Extended Data Fig. 1: Engineering of clinically relevant mutations within an allelic mouse prostate organoid series.
From: The neuroendocrine transition in prostate cancer is dynamic and dependent on ASCL1
a. Oncoprint of the indicated genes frequently mutated in human primary prostate cancer. Data (n = 1633 patient samples) obtained from the studies indicated within the figure legend. b. Schematic of the lentiviral vector used within this study to overexpress cMycT58A transcriptionally linked to EGFP in organoids. c. Representative brightfield (left), GFP fluorescence (center), and hematoxylin & eosin (H&E) stains (right) of organoids harboring mutations in indicated tumor suppressors and oncogenes. Images are representative of n = 3 technical replicate organoid samples per genotype. H&E and GFP imaging were repeated independently twice with similar results. d.
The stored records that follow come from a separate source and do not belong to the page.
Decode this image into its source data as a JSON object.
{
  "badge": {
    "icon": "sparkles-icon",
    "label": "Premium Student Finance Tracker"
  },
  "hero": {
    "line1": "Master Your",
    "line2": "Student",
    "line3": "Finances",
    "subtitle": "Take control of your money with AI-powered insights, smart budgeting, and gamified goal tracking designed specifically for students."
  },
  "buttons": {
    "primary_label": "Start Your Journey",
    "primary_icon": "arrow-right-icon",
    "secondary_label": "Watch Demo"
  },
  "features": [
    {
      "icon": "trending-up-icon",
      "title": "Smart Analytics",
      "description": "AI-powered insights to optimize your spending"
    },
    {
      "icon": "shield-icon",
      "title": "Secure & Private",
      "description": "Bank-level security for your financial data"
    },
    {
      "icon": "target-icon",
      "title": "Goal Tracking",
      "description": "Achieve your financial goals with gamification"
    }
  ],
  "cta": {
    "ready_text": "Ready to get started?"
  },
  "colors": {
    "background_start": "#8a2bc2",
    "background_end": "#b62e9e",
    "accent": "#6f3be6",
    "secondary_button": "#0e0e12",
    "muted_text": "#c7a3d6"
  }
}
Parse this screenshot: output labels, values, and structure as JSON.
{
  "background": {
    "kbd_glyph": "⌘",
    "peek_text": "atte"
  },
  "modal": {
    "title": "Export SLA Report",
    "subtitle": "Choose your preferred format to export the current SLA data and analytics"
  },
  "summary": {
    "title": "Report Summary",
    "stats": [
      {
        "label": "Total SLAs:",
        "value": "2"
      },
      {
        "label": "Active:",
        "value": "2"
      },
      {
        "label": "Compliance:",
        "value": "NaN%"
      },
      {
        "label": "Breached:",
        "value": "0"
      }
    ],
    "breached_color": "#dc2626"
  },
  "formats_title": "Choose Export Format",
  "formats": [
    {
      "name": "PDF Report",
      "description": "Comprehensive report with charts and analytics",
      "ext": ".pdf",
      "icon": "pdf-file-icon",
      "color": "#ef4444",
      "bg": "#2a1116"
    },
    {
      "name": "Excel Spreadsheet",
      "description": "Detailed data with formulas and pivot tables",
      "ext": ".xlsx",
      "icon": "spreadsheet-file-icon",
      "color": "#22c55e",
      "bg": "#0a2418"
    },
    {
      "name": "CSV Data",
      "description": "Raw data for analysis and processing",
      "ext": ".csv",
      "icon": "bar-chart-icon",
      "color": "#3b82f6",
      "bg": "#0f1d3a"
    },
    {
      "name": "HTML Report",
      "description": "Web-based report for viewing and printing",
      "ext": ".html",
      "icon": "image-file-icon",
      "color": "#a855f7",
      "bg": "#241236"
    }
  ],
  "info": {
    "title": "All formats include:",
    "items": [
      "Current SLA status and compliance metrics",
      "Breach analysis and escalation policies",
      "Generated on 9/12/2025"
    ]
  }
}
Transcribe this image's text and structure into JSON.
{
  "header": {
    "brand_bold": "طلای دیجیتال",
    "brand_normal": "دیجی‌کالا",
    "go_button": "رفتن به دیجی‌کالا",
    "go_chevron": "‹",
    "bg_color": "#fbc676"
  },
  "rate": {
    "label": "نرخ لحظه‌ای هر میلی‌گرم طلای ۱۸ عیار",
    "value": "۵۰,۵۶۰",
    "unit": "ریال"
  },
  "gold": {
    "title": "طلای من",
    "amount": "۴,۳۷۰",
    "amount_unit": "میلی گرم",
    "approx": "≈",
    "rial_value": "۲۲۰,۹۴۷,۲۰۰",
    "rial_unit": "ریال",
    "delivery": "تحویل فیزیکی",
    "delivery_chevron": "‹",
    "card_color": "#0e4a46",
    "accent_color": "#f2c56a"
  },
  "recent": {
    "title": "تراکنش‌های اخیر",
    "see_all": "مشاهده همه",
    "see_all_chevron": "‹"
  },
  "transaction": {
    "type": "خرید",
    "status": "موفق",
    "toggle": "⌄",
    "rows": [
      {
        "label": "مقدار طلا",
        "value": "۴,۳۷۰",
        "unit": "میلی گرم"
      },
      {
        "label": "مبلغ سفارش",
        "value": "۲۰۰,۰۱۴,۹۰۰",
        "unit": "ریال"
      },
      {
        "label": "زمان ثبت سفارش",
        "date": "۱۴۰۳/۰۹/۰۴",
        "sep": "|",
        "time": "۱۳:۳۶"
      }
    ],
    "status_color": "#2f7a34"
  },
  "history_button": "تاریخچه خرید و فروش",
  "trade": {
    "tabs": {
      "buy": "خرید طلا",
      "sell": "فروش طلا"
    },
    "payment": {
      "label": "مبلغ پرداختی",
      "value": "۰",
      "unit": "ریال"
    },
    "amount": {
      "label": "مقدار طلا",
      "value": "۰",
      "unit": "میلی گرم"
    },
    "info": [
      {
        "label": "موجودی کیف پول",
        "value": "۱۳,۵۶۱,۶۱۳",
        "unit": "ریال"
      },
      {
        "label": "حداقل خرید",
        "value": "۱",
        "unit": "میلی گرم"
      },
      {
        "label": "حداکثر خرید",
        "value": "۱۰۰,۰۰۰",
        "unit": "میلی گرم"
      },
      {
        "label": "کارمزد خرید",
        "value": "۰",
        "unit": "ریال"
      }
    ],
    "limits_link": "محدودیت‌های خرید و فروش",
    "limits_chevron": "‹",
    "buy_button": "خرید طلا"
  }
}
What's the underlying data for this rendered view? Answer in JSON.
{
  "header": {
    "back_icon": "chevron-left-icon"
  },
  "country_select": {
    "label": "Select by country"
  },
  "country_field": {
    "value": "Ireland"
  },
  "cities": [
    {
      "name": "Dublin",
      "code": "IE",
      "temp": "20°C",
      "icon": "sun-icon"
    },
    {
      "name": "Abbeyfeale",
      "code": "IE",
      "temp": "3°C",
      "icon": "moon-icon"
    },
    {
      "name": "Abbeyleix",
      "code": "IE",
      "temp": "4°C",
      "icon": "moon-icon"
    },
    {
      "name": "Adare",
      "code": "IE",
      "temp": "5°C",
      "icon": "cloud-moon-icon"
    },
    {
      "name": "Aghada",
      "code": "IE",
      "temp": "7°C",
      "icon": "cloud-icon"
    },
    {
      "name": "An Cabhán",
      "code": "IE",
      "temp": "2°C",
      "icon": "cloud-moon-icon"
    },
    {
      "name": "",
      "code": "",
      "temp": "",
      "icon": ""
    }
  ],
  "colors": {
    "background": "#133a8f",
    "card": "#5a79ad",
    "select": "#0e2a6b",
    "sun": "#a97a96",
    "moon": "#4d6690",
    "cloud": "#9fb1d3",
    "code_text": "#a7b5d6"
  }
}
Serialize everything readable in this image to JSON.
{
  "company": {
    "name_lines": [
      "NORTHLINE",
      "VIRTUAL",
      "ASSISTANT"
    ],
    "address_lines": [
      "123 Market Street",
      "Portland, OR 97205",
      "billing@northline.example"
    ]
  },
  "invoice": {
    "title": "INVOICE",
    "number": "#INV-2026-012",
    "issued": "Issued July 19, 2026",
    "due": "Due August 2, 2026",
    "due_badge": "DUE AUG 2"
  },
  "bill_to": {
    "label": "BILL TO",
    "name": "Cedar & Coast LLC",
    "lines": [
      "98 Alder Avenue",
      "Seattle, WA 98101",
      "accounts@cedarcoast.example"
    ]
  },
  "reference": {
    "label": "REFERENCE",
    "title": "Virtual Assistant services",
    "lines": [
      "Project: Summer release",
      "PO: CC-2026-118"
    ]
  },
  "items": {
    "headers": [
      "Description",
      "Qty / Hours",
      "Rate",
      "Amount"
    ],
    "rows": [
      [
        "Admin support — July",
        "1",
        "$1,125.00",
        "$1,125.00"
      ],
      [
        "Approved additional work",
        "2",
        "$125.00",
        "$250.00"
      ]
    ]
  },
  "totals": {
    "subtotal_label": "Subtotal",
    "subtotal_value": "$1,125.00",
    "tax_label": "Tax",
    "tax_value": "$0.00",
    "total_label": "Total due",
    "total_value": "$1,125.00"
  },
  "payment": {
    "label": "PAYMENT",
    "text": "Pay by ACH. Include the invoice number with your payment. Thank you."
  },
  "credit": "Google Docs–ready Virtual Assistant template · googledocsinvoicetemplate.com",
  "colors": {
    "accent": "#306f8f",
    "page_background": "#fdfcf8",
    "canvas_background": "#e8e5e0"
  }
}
Representative confocal images of 7-plex mIF stains of organoids of the indicated proteins. Data are representative of n = 3 technical replicates per genotype. e. Percentage of unique cell types expressing the indicated markers in organoid culture. Data representative of n = 3 technical replicates and related to images in panel d. Error bars denote mean and s.d. All scale bars and pseudocolor legends indicated within the figure panel.